Эйдельман механически пожимает плечами и уходит, шлепая прямо по газированной луже, не замечая ее.
Эйдельман — крупный мужчина лет тридцати, рыхловатый, но не толстый. Прямые русые волосы безжизненно падают на лоб. Он не урод и не красавец. В его лице есть какая-то незавершенность, словно в куске мягкой глины, работу над которым скульптор бросил в тот самый миг, когда очертания только начали проявляться. Джинсы висят на нем мешком, а когда он поднимается по лестнице в столовую, каждый шаг сопровождается чмоканьем, напоминающим звук сочного поцелуя, — это чавкают его промокшие ботинки. Стоящий рядом с лужей Майк провожает его озадаченным взглядом. Из-за кассы, тревожно нахмурившись, за ним наблюдает Синди. Эйдельман не замечает устремленных на него взглядов.

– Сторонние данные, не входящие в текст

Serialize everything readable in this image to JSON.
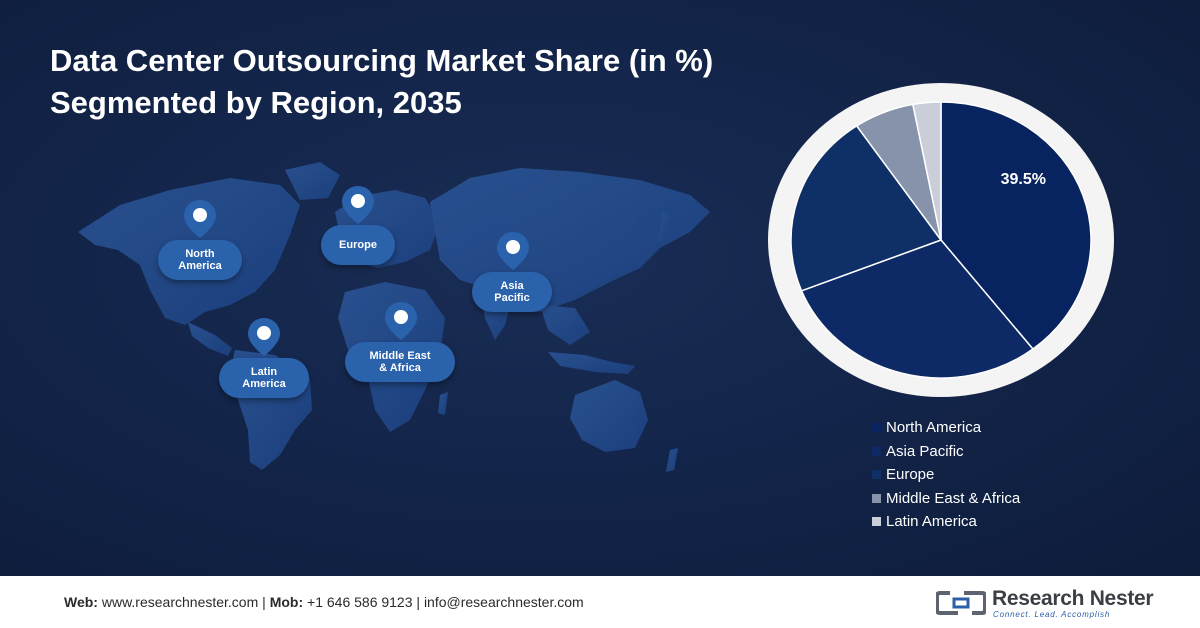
{
  "title": {
    "line1": "Data Center Outsourcing Market Share (in %)",
    "line2": "Segmented by Region, 2035"
  },
  "map": {
    "regions": [
      {
        "line1": "North",
        "line2": "America"
      },
      {
        "line1": "Europe",
        "line2": ""
      },
      {
        "line1": "Asia",
        "line2": "Pacific"
      },
      {
        "line1": "Latin",
        "line2": "America"
      },
      {
        "line1": "Middle East",
        "line2": "& Africa"
      }
    ]
  },
  "chart_data": {
    "type": "pie",
    "categories": [
      "North America",
      "Asia Pacific",
      "Europe",
      "Middle East & Africa",
      "Latin America"
    ],
    "values": [
      39.5,
      29.5,
      21.5,
      6.5,
      3.0
    ],
    "colors": [
      "#082460",
      "#0d2a66",
      "#0e3066",
      "#8792ab",
      "#c9ced8"
    ],
    "data_labels": [
      "39.5%",
      "",
      "",
      "",
      ""
    ],
    "legend": "bottom-right"
  },
  "footer": {
    "web_label": "Web:",
    "web_value": "www.researchnester.com",
    "mob_label": "Mob:",
    "mob_value": "+1 646 586 9123",
    "email": "info@researchnester.com",
    "brand_name": "Research Nester",
    "brand_tagline": "Connect. Lead. Accomplish"
  }
}
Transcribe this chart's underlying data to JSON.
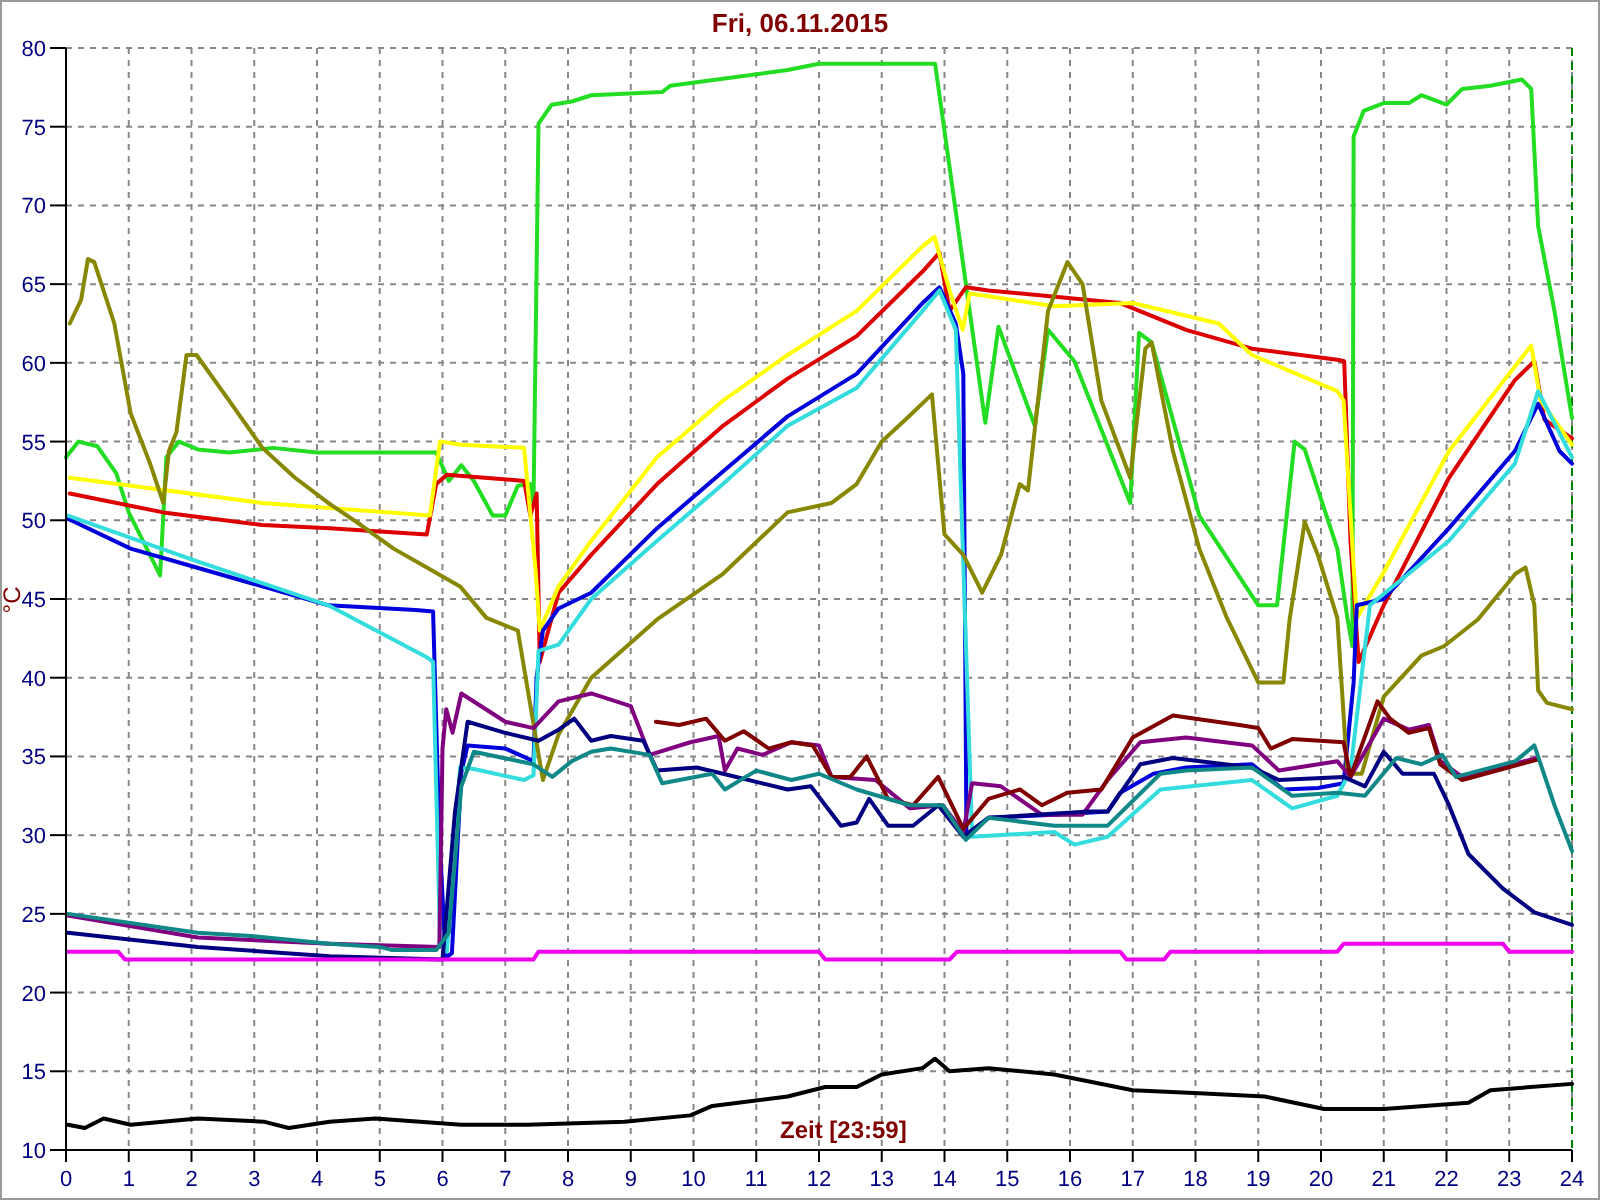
{
  "chart_data": {
    "type": "line",
    "title": "Fri, 06.11.2015",
    "xlabel": "Zeit [23:59]",
    "ylabel": "°C",
    "xlim": [
      0,
      24
    ],
    "ylim": [
      10,
      80
    ],
    "xticks": [
      0,
      1,
      2,
      3,
      4,
      5,
      6,
      7,
      8,
      9,
      10,
      11,
      12,
      13,
      14,
      15,
      16,
      17,
      18,
      19,
      20,
      21,
      22,
      23,
      24
    ],
    "yticks": [
      10,
      15,
      20,
      25,
      30,
      35,
      40,
      45,
      50,
      55,
      60,
      65,
      70,
      75,
      80
    ],
    "grid": true,
    "marker": "none",
    "line_style": "solid",
    "ref_lines": [
      {
        "axis": "x",
        "value": 24,
        "color": "#008000",
        "line_style": "dashed"
      }
    ],
    "series": [
      {
        "color": "#22dd22",
        "x": [
          0,
          0.2,
          0.5,
          0.8,
          1.0,
          1.5,
          1.6,
          1.8,
          2.1,
          2.6,
          3.3,
          4,
          5,
          5.9,
          6.1,
          6.3,
          6.5,
          6.8,
          7.0,
          7.2,
          7.4,
          7.45,
          7.53,
          7.74,
          8.06,
          8.37,
          9.5,
          9.63,
          11.5,
          12,
          13.85,
          14.65,
          14.86,
          15.44,
          15.65,
          16.07,
          16.96,
          17.1,
          17.3,
          18.06,
          19.0,
          19.3,
          19.58,
          19.74,
          20.26,
          20.42,
          20.5,
          20.52,
          20.68,
          21,
          21.4,
          21.6,
          22,
          22.25,
          22.7,
          23.2,
          23.35,
          23.46,
          23.72,
          24
        ],
        "values": [
          54,
          55,
          54.7,
          53,
          50.5,
          46.5,
          54,
          55,
          54.5,
          54.3,
          54.6,
          54.3,
          54.3,
          54.3,
          52.5,
          53.5,
          52.5,
          50.3,
          50.3,
          52.2,
          52.3,
          51,
          75.2,
          76.4,
          76.6,
          77,
          77.2,
          77.6,
          78.6,
          79,
          79,
          56.2,
          62.3,
          56,
          62.1,
          60.1,
          51.1,
          61.9,
          61.3,
          50.3,
          44.6,
          44.6,
          55,
          54.5,
          48.2,
          43.8,
          42,
          74.4,
          76,
          76.5,
          76.5,
          77,
          76.4,
          77.4,
          77.6,
          78,
          77.4,
          68.7,
          63.3,
          56.5
        ]
      },
      {
        "color": "#dd0000",
        "x": [
          0.06,
          1.55,
          3.13,
          4.2,
          5.75,
          5.9,
          6.07,
          7.3,
          7.4,
          7.5,
          7.55,
          7.85,
          8.37,
          9.42,
          10.47,
          11.5,
          12.6,
          13.65,
          13.92,
          14.08,
          14.34,
          14.7,
          16.8,
          17.85,
          18.9,
          20.26,
          20.37,
          20.47,
          20.6,
          21,
          22.04,
          23.09,
          23.4,
          23.56,
          24
        ],
        "values": [
          51.7,
          50.5,
          49.7,
          49.5,
          49.1,
          52.3,
          52.9,
          52.5,
          50.3,
          51.7,
          41,
          45.4,
          47.8,
          52.3,
          56,
          59,
          61.7,
          65.8,
          67,
          63.3,
          64.8,
          64.6,
          63.8,
          62.1,
          60.9,
          60.2,
          60.1,
          48.7,
          41,
          44.6,
          52.7,
          58.9,
          60.1,
          56.4,
          55.2
        ]
      },
      {
        "color": "#ffff00",
        "x": [
          0.06,
          3.13,
          5.8,
          5.96,
          6.3,
          7.3,
          7.48,
          7.55,
          7.85,
          8.37,
          9.42,
          10.47,
          11.5,
          12.6,
          13.65,
          13.84,
          14.08,
          14.29,
          14.4,
          15.75,
          17.0,
          18.37,
          18.9,
          20.26,
          20.36,
          20.57,
          21,
          22.04,
          23.35,
          23.5,
          24
        ],
        "values": [
          52.7,
          51.1,
          50.3,
          55,
          54.8,
          54.6,
          47,
          43,
          45.8,
          48.7,
          54,
          57.6,
          60.5,
          63.3,
          67.4,
          68,
          64.6,
          62.1,
          64.4,
          63.6,
          63.8,
          62.5,
          60.5,
          58.2,
          57.6,
          43.8,
          46.7,
          54.4,
          61.1,
          57.6,
          54.8
        ]
      },
      {
        "color": "#0000dd",
        "x": [
          0.03,
          1.03,
          2.08,
          3.13,
          4.18,
          5.57,
          5.85,
          5.95,
          6.05,
          6.15,
          6.3,
          6.4,
          7.0,
          7.45,
          7.5,
          7.6,
          7.85,
          8.37,
          9.42,
          10.47,
          11.5,
          12.6,
          13.65,
          13.92,
          14.18,
          14.3,
          14.35,
          14.7,
          15.75,
          16.6,
          16.8,
          17.33,
          17.85,
          18.9,
          19.4,
          19.95,
          20.36,
          20.52,
          20.57,
          21,
          22.04,
          23.09,
          23.46,
          23.8,
          24
        ],
        "values": [
          50.1,
          48.2,
          47,
          45.8,
          44.6,
          44.3,
          44.2,
          30,
          22.2,
          22.5,
          34,
          35.7,
          35.5,
          34.7,
          40,
          43,
          44.4,
          45.4,
          49.5,
          53.1,
          56.6,
          59.3,
          63.8,
          64.8,
          62.5,
          59.3,
          29.9,
          31.1,
          31.3,
          31.5,
          32.7,
          33.9,
          34.3,
          34.5,
          32.9,
          33,
          33.3,
          39.7,
          44.6,
          45,
          49.5,
          54.4,
          57.4,
          54.4,
          53.6
        ]
      },
      {
        "color": "#33dddd",
        "x": [
          0.03,
          2.08,
          4.18,
          5.75,
          5.85,
          5.96,
          6.07,
          6.28,
          6.5,
          7.3,
          7.45,
          7.53,
          7.85,
          8.37,
          9.42,
          10.47,
          11.5,
          12.6,
          13.65,
          13.92,
          14.18,
          14.44,
          15.75,
          16.07,
          16.6,
          17.44,
          18.9,
          19.54,
          20.26,
          20.47,
          20.78,
          22.04,
          23.09,
          23.46,
          24
        ],
        "values": [
          50.3,
          47.4,
          44.6,
          41.3,
          41,
          23.3,
          22.6,
          34.3,
          34.2,
          33.5,
          33.8,
          41.7,
          42.1,
          45,
          48.7,
          52.3,
          56,
          58.4,
          63.3,
          64.6,
          62.1,
          29.9,
          30.2,
          29.4,
          29.9,
          32.9,
          33.5,
          31.7,
          32.5,
          34.1,
          44.6,
          48.7,
          53.6,
          58.2,
          54
        ]
      },
      {
        "color": "#888800",
        "x": [
          0.06,
          0.24,
          0.35,
          0.45,
          0.77,
          1.03,
          1.34,
          1.55,
          1.64,
          1.76,
          1.92,
          2.08,
          2.6,
          3.13,
          3.65,
          4.18,
          4.7,
          5.22,
          5.75,
          6.28,
          6.7,
          7.2,
          7.6,
          7.85,
          8.37,
          9.42,
          10.47,
          11.5,
          12.2,
          12.6,
          13.0,
          13.38,
          13.8,
          14.0,
          14.3,
          14.6,
          14.9,
          15.2,
          15.33,
          15.65,
          15.96,
          16.2,
          16.5,
          16.96,
          17.2,
          17.3,
          17.64,
          18.06,
          18.5,
          19.0,
          19.4,
          19.5,
          19.74,
          19.95,
          20.26,
          20.42,
          20.65,
          21,
          21.6,
          21.96,
          22.5,
          23.1,
          23.26,
          23.4,
          23.46,
          23.6,
          24
        ],
        "values": [
          62.5,
          64,
          66.6,
          66.4,
          62.5,
          56.8,
          53.6,
          51.1,
          54.4,
          55.6,
          60.5,
          60.5,
          57.6,
          54.6,
          52.7,
          51.1,
          49.7,
          48.2,
          47,
          45.8,
          43.8,
          43,
          33.5,
          36.4,
          40,
          43.7,
          46.6,
          50.5,
          51.1,
          52.3,
          55,
          56.4,
          58,
          49.1,
          47.8,
          45.4,
          47.8,
          52.3,
          51.9,
          63.3,
          66.4,
          65,
          57.6,
          52.7,
          60.9,
          61.3,
          54.4,
          48.2,
          43.8,
          39.7,
          39.7,
          43.7,
          49.9,
          47.8,
          43.8,
          33.9,
          33.9,
          38.8,
          41.4,
          42,
          43.7,
          46.6,
          47,
          44.6,
          39.2,
          38.4,
          38
        ]
      },
      {
        "color": "#800080",
        "x": [
          0.03,
          2.1,
          4.2,
          5.95,
          6.0,
          6.06,
          6.16,
          6.3,
          7.0,
          7.45,
          7.85,
          8.37,
          9.0,
          9.3,
          9.95,
          10.4,
          10.5,
          10.7,
          11.1,
          11.56,
          12,
          12.2,
          12.9,
          13.45,
          13.97,
          14.3,
          14.44,
          14.9,
          15.55,
          16.2,
          16.6,
          17.12,
          17.85,
          18.9,
          19.33,
          20.26,
          20.47,
          21,
          21.4,
          21.72,
          21.9,
          22.25,
          23.45
        ],
        "values": [
          24.9,
          23.5,
          23.1,
          22.9,
          35.5,
          38,
          36.5,
          39,
          37.2,
          36.8,
          38.5,
          39,
          38.2,
          35.1,
          35.9,
          36.3,
          34.1,
          35.5,
          35.1,
          35.9,
          35.7,
          33.7,
          33.5,
          31.7,
          31.9,
          30.2,
          33.3,
          33.1,
          31.3,
          31.3,
          33.5,
          35.9,
          36.2,
          35.7,
          34.1,
          34.7,
          33.7,
          37.4,
          36.7,
          37,
          34.7,
          33.7,
          34.9
        ]
      },
      {
        "color": "#800000",
        "x": [
          9.4,
          9.77,
          10.2,
          10.5,
          10.8,
          11.2,
          11.56,
          11.9,
          12.2,
          12.5,
          12.76,
          13.1,
          13.5,
          13.9,
          14.3,
          14.7,
          15.2,
          15.55,
          15.96,
          16.5,
          17.0,
          17.64,
          18.7,
          19.0,
          19.2,
          19.54,
          20.36,
          20.47,
          20.9,
          21.1,
          21.4,
          21.72,
          21.9,
          22.25,
          23.45
        ],
        "values": [
          37.2,
          37,
          37.4,
          36,
          36.6,
          35.5,
          35.9,
          35.7,
          33.7,
          33.7,
          35,
          32.3,
          31.9,
          33.7,
          30.4,
          32.3,
          32.9,
          31.9,
          32.7,
          32.9,
          36.2,
          37.6,
          37,
          36.8,
          35.5,
          36.1,
          35.9,
          33.7,
          38.5,
          37.4,
          36.5,
          36.8,
          34.5,
          33.5,
          34.8
        ]
      },
      {
        "color": "#000080",
        "x": [
          0.03,
          2.1,
          4.2,
          6.0,
          6.2,
          6.4,
          7.0,
          7.53,
          7.85,
          8.1,
          8.37,
          8.68,
          9.2,
          9.42,
          10.05,
          10.47,
          11.5,
          11.87,
          12.35,
          12.6,
          12.8,
          13.1,
          13.5,
          13.9,
          14.3,
          14.7,
          16.3,
          16.6,
          17.12,
          17.64,
          18.9,
          19.33,
          20.36,
          20.7,
          21,
          21.3,
          21.8,
          22.04,
          22.35,
          22.9,
          23.4,
          24
        ],
        "values": [
          23.8,
          22.9,
          22.3,
          22.1,
          31.5,
          37.2,
          36.5,
          36,
          36.7,
          37.4,
          36,
          36.3,
          36,
          34.1,
          34.3,
          33.9,
          32.9,
          33.1,
          30.6,
          30.8,
          32.3,
          30.6,
          30.6,
          31.9,
          29.9,
          31.1,
          31.5,
          31.5,
          34.5,
          34.9,
          34.3,
          33.5,
          33.7,
          33.1,
          35.3,
          33.9,
          33.9,
          31.9,
          28.8,
          26.6,
          25.1,
          24.3
        ]
      },
      {
        "color": "#118888",
        "x": [
          0.03,
          2.1,
          2.95,
          4.2,
          5.0,
          5.2,
          5.9,
          6.1,
          6.3,
          6.5,
          7.45,
          7.75,
          8.06,
          8.37,
          8.68,
          9.3,
          9.5,
          10.3,
          10.5,
          11.0,
          11.56,
          12.0,
          12.6,
          13.45,
          13.97,
          14.34,
          14.7,
          15.75,
          16.6,
          17.44,
          17.85,
          18.9,
          19.54,
          20.26,
          20.7,
          21.2,
          21.6,
          21.93,
          22.15,
          23.1,
          23.4,
          23.72,
          24
        ],
        "values": [
          25,
          23.8,
          23.6,
          23.1,
          22.9,
          22.7,
          22.7,
          23.8,
          33.1,
          35.3,
          34.5,
          33.7,
          34.7,
          35.3,
          35.5,
          35.1,
          33.3,
          33.9,
          32.9,
          34.1,
          33.5,
          33.9,
          32.9,
          31.9,
          31.9,
          29.7,
          31.1,
          30.6,
          30.6,
          33.9,
          34.1,
          34.3,
          32.5,
          32.7,
          32.5,
          34.9,
          34.5,
          35.1,
          33.7,
          34.7,
          35.7,
          31.9,
          29
        ]
      },
      {
        "color": "#ee00ee",
        "x": [
          0.03,
          0.83,
          0.94,
          7.45,
          7.53,
          12,
          12.1,
          14.08,
          14.2,
          16.8,
          16.9,
          17.5,
          17.6,
          20.26,
          20.36,
          22.9,
          23.0,
          24
        ],
        "values": [
          22.6,
          22.6,
          22.1,
          22.1,
          22.6,
          22.6,
          22.1,
          22.1,
          22.6,
          22.6,
          22.1,
          22.1,
          22.6,
          22.6,
          23.1,
          23.1,
          22.6,
          22.6
        ]
      },
      {
        "color": "#000000",
        "x": [
          0.03,
          0.3,
          0.6,
          1.03,
          2.1,
          3.15,
          3.55,
          4.2,
          4.93,
          6.3,
          7.35,
          8.9,
          9.95,
          10.3,
          11.5,
          12.1,
          12.6,
          13.0,
          13.65,
          13.85,
          14.08,
          14.7,
          15.75,
          17.0,
          18.06,
          19.1,
          20.05,
          21,
          22.35,
          22.7,
          24
        ],
        "values": [
          11.6,
          11.4,
          12.0,
          11.6,
          12.0,
          11.8,
          11.4,
          11.8,
          12.0,
          11.6,
          11.6,
          11.8,
          12.2,
          12.8,
          13.4,
          14.0,
          14.0,
          14.8,
          15.2,
          15.8,
          15.0,
          15.2,
          14.8,
          13.8,
          13.6,
          13.4,
          12.6,
          12.6,
          13.0,
          13.8,
          14.2
        ]
      }
    ]
  }
}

Поднявшись в столовую, он не находит покоя и там. Некоторое время Эйдельман размышляет о череде неприятностей, преследующих его сегодня. Сначала он ухитрился уронить поднос с пончиками, затем наступил на буханку хлеба, а после разбил банку с какими-то соленьями. Все эти промахи совершенно для него не типичны, поскольку Эйдельман — человек очень добросовестный и аккуратный.
Одержимость ему не свойственна. Однако факт остается фактом: Эйдельман одержим навязчивой идеей с той самой минуты, когда проснулся в бледных предрассветных сумерках и так же ясно, как самого себя, осознал сущность машины, ее предназначение и цель. Он долго лежал, глядя через открытое окно на ветви дерева, чернеющие на фоне серого неба, размышлял об ответственности, которая обрушилась на него помимо его воли и согласия, и пытался представить, как это изменит его жизнь.
И вот сейчас, в столовой, Эйдельман изучает микроволновую печь, обдумывая, как можно было бы использовать ее детали для создания машины. Ничто не отвлекает его: ни вонь из мусорного ведра, которое он забыл вынести сегодня утром, ни беспрестанное гудение старой флуоресцентной лампы, ни тихое пофыркивание кофеварки.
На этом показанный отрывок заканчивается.